There are about 1,500 nursing vacancies in the region, according to the president of NVCC, Dr. Robert Templin, who cited a recent study. He said the region needs to be graduating 1,000 nurses a year and it is only graduating 500. NVCC’s campus graduates 200.
There is a nationwide shortage of nurses. but Templin said Northern Virginia’s rapid growth, aging population and aging force of health workers, who tend to retire early, has exacerbated the problem. In addition, the affluent population of Northern Virginia tends to pursue every innovation, consuming more medical care. “If there’s a new full body scan that comes out, people in Northern Virginia have to have it.”

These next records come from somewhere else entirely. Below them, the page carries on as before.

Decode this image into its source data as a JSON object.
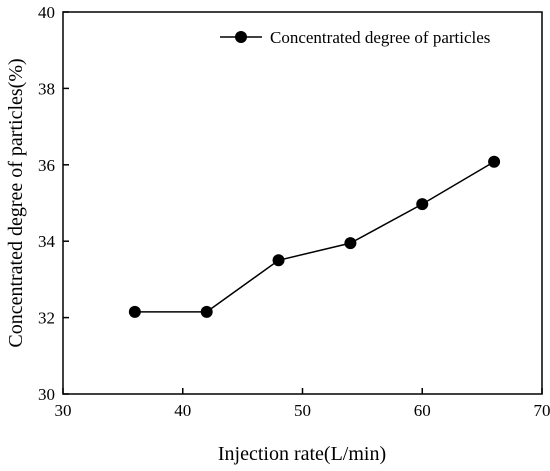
{
  "chart_data": {
    "type": "line",
    "title": "",
    "xlabel": "Injection rate(L/min)",
    "ylabel": "Concentrated degree of particles(%)",
    "xlim": [
      30,
      70
    ],
    "ylim": [
      30,
      40
    ],
    "xticks": [
      30,
      40,
      50,
      60,
      70
    ],
    "yticks": [
      30,
      32,
      34,
      36,
      38,
      40
    ],
    "xtick_labels": [
      "30",
      "40",
      "50",
      "60",
      "70"
    ],
    "ytick_labels": [
      "30",
      "32",
      "34",
      "36",
      "38",
      "40"
    ],
    "grid": false,
    "legend_position": "top-right",
    "series": [
      {
        "name": "Concentrated degree of particles",
        "color": "#000000",
        "marker": "circle",
        "x": [
          36,
          42,
          48,
          54,
          60,
          66
        ],
        "y": [
          32.15,
          32.15,
          33.5,
          33.95,
          34.97,
          36.08
        ]
      }
    ]
  }
}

Templin said that as the shortage of nurses and other healthcare workers grows more acute, Northern Virginians will see “a significant deterioration of access” to medical care: including ambulances being rerouted to fully staffed emergency rooms farther way, longer waits for elective surgeries and longer lines in the waiting room. “Instead of taking a half-day off you may have to take whole day off, because the waiting rooms are overcrowded.” And as hospitals are forced to bid for workers, the costs will be passed to consumers.
Sickles and Templin support spending requests from the governor that would create scholarships for the training of more nursing teachers, and would raise salaries for nursing faculty at state schools by 10 percent.
SICKLES WILL ALSO be introducing a bill based on the May murders of two Fairfax County police officers at the Sully District Station. The killer was a mentally disturbed 18 year-old man who had acquired several firearms, including a high-powered rifle. On May 8, he stole a car, drove to a police station and opened fire in the parking lot. Sickles’ bill will allow victims and their relatives to bring civil lawsuits for damages against the people responsible for a mentally ill person if that person harms others after having been deemed prone to violence and in possession of weapons.